B. Kewajiban Pinjol untuk Menghapus
UU PDP Pasal 43 ayat (1) mewajibkan Pengendali Data Pribadi (pinjol) menghapus data pribadi Anda apabila:
- a. data tidak lagi diperlukan untuk pencapaian tujuan pemrosesan;
- b. Anda telah menarik kembali persetujuan pemrosesan;
- c. terdapat permintaan dari Anda; atau
- d. data diperoleh dan/atau diproses secara melawan hukum.
Jadi permintaan Anda sendiri sudah cukup menjadi dasar kewajiban penghapusan — pinjol tidak bisa menolak hanya karena "kebijakan internal".
C. Prinsip Proporsionalitas & Retensi
UU PDP Pasal 16 ayat (2) menetapkan prinsip pemrosesan data: pengumpulan harus terbatas dan spesifik, pemrosesan sesuai tujuannya, dan dilakukan dengan menjamin hak Anda. Setelah utang lunas, menyimpan biometrik, foto KTP, atau daftar kontak HP Anda sudah tidak sesuai tujuan awal.
UU PDP Pasal 21 ayat (1) mewajibkan pinjol menyampaikan kepada Anda — antara lain — jangka waktu retensi dokumen yang memuat data pribadi Anda dan jangka waktu pemrosesan. Anda berhak menanyakan ini dan meminta jawaban tertulis.
D. Batas Data yang Memang Boleh Ditahan (SLIK)
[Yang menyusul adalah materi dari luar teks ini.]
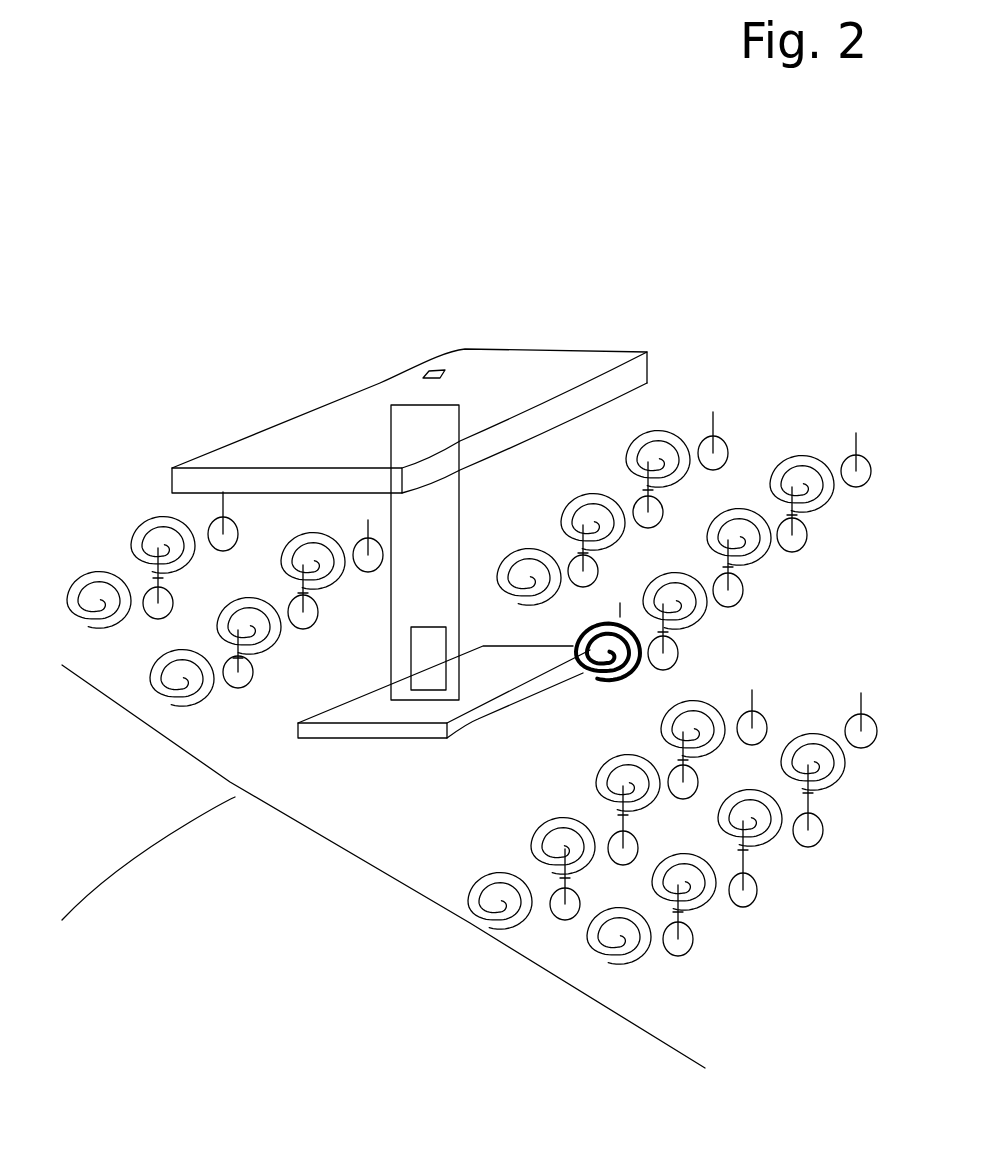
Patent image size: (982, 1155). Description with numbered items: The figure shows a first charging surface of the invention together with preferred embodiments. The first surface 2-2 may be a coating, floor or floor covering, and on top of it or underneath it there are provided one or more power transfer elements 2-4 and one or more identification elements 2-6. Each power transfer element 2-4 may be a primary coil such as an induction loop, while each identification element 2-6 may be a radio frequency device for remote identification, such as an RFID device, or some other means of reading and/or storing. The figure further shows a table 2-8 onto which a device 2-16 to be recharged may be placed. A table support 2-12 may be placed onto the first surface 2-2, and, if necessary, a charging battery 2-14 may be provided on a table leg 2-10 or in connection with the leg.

POJK 18/POJK.03/2017 jo. POJK 11/2024 mengatur pelaporan dan permintaan informasi debitur melalui SLIK (Sistem Layanan Informasi Keuangan) yang dikelola OJK — bukan Bank Indonesia. Riwayat kredit Anda tercatat di sana sebagai kewajiban pelaporan, terpisah dari data pribadi yang disimpan pinjol di aplikasinya sendiri.
E. Larangan Penyalahgunaan Data
UU PDP Pasal 65 melarang setiap orang secara melawan hukum mengungkapkan atau menggunakan data pribadi yang bukan miliknya. Ini dasar hukum Anda jika pinjol menyebarkan data atau kontak Anda saat menagih.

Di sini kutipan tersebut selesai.